We Threw a Party with Shy's Burgers at Blackbird Club
Keep scrolling for a report and photo dump from opening night at our new members-only space at Parcelle ...
Photos by Matthew Weinberger.
If you haven’t heard yet, we threw a little thing the other night for our 3x and 5x Blackbird Club members, plus a few friends — because we believe excellent guests deserve good things. It took place at the actual Blackbird Club, as in the very real, very physical space. It’s also very private, but since you’re a reader (thank you) we’ll share the address: 146 W Houston St., which—yes—makes it the secret room off Parcelle’s West Village outpost. Nice digs, indeed. Blackbird Club members can consider it something of their very own living room, and we’ll be programming it from here on out with special and intimate events. Think: private dinners, powerhouse chefs, and cultural conversations with industry insiders and other tastemakers, by invitation only. Want in? Get the details on how to join Blackbird Club here.
For the first of our Blackbird Club dinners (our Burger League got in for a preview the previous evening), we invited Shyan Zakeri to pop up with his acclaimed smashburger outfit, Shy’s Burgers. His four-course menu—including the Blackbird Club Burger, a 6 oz. dry-aged blend with demi-glace crafted just for us—was paired with wine courtesy of Parcelle honcho Grant Reynolds, all of which was pulled from the man’s cellar of some 500 rare bottles. All in all, it was a pretty low-key yet fancy affair, with a pretty fancy burger to boot, something that Zakeri—a native Angeleno—typically doesn’t do.

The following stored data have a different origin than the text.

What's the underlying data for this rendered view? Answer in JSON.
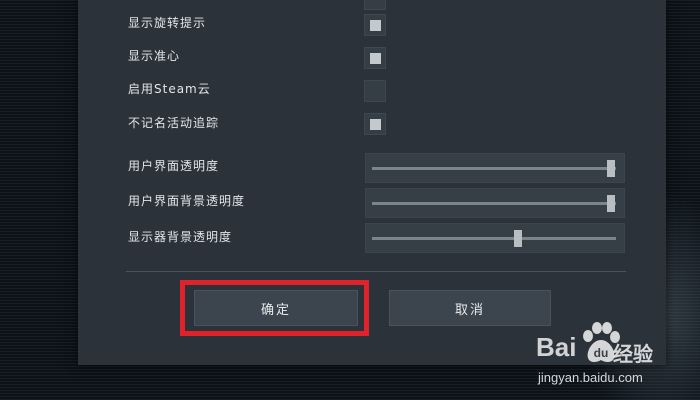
{
  "settings": {
    "checkboxes": [
      {
        "label": "显示旋转提示",
        "checked": true
      },
      {
        "label": "显示准心",
        "checked": true
      },
      {
        "label": "启用Steam云",
        "checked": false
      },
      {
        "label": "不记名活动追踪",
        "checked": true
      }
    ],
    "sliders": [
      {
        "label": "用户界面透明度",
        "value": 0.98
      },
      {
        "label": "用户界面背景透明度",
        "value": 0.98
      },
      {
        "label": "显示器背景透明度",
        "value": 0.6
      }
    ]
  },
  "buttons": {
    "confirm_label": "确定",
    "cancel_label": "取消"
  },
  "highlight": {
    "color": "#e0232b",
    "target": "confirm-button"
  },
  "watermark": {
    "brand_left": "Bai",
    "brand_right": "经验",
    "url": "jingyan.baidu.com"
  }
}
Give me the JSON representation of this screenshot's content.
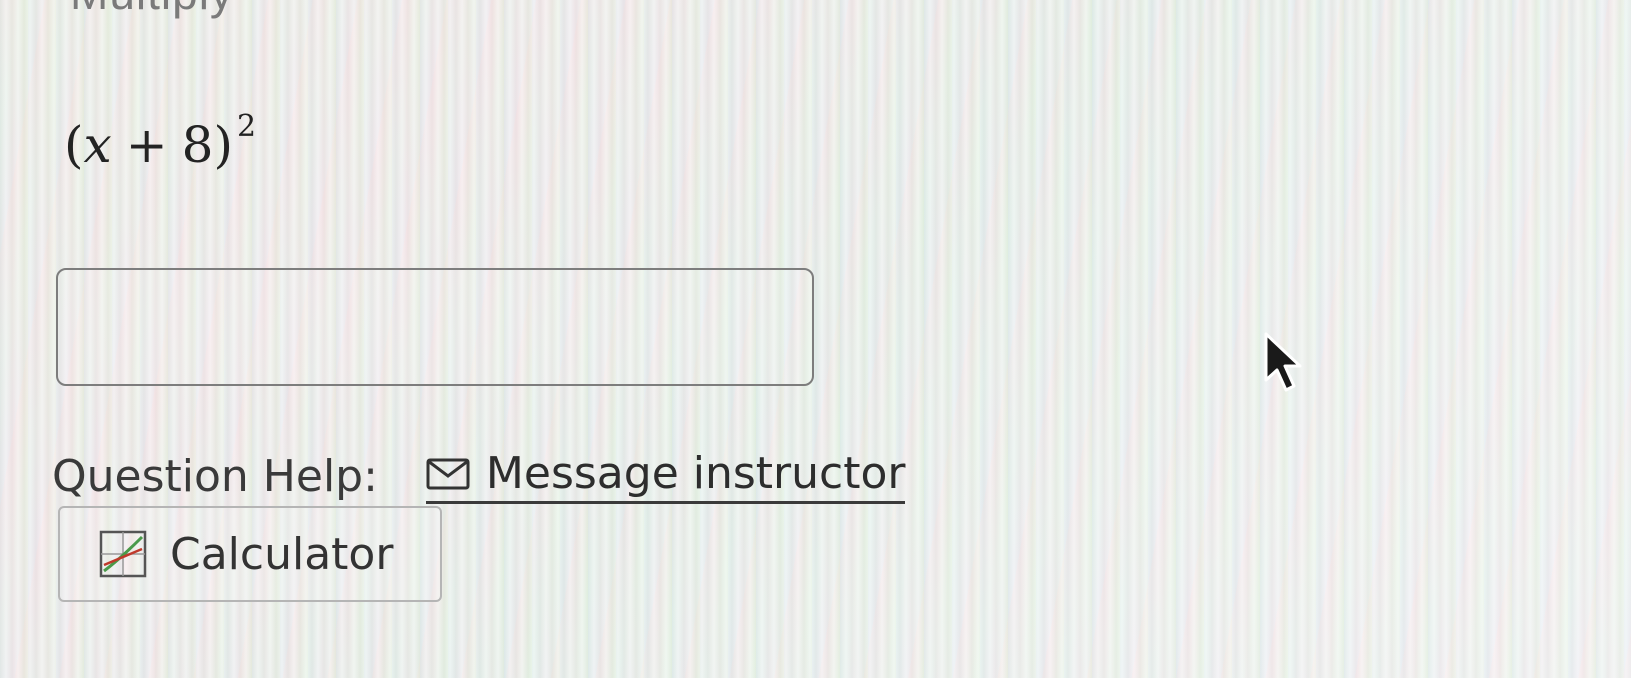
{
  "question": {
    "expression": {
      "open_paren": "(",
      "variable": "x",
      "operator": "+",
      "constant": "8",
      "close_paren": ")",
      "exponent": "2"
    },
    "answer_value": ""
  },
  "help": {
    "label": "Question Help:",
    "message_link": "Message instructor",
    "message_icon": "envelope-icon"
  },
  "calculator": {
    "label": "Calculator",
    "icon": "calculator-graph-icon"
  },
  "colors": {
    "text": "#2f2f2f",
    "border": "#7d7d7d",
    "icon_green": "#4a9a4a",
    "icon_red": "#c0392b"
  }
}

“I moved to New York in 2015 to go to NYU and I really missed those greasy, cheesy, fast food-style burgers from LA,” he told The Supersonic while manning the grill in the space’s open kitchen. Grease sizzled, sesame buns toasted, Donald Byrd poured out of the speakers and floated above the din of conversation drifting in from the dining room. “This is sacrilegious to say but I was always disappointed with New York’s burger offerings.”
According to Zakeri, New York’s a pizza town, whereas LA is a burger town, not—as some might argue—a taco town. “In the 1950s, car culture basically built Los Angeles, there wasn’t a significant Mexican population back then, it was mostly white people, and white people love hamburgers. Now, I think every person in Los Angeles is a burger person. That’s our food of convenience.”
Count Zakeri among them. He grew up a few blocks from West LA icon The Apple Pan and subsisted off a steady diet of In-N-Out throughout high school. By the time he got to New York for college, the big pub burgers of the day were dominating (those found at The Spotted Pig, Minetta Tavern, Joe Jr.), and the burgeoning smashburger renaissance happening back in his hometown of LA hadn’t yet made its migration east. Zakeri yearned for the greasy, salty hamburgers of his youth. He also wanted to become a food writer, studying that alongside food anthropology and urban studies while at NYU — “food as culture,” is how he sums it up. Various creative endeavors followed graduation, notably agency work and a stint in music, though he admits to having felt “a little lost, frankly.” It wasn’t until he started serving burgers out of his apartment in 2021 that everything clicked — the career, the calling, and his burger roots coming full circle. Today, Shy’s Burgers has popped up everywhere (from public parks to Dimes Square to Gem Wine — RIP), and been sold in some wholly original ways, including a “party” that required guests to bring personal belongings in order to barter for their burgers. As with anything unique and delicious and made with that kind of obsessive whimsy that is the character trait of all great chefs, Zakeri’s burgers have garnered a rabid, cult-like following. And so, of course, we knew we had to have him kick off things at Blackbird Club.
“It’s a New York-style,” Zakeri said of the joint’s now namesake burger, which he admits seemed fitting for a sit-down dinner — hence the demi-glace (as well as touches like black garlic togarashi mayo and charred spring onions). “You guys asked me to make a special burger and I thought I’ll figure it out.”
Another thing Zakeri had to figure out on the fly? How much beef — 15 pounds of it, “as fatty as possible,” which he fetched from Pino’s Prime Meat Market across the street.
“I bought the perfect amount of beef,” he shouted with a smile underneath his broom of a mustache. “Don’t defame me!”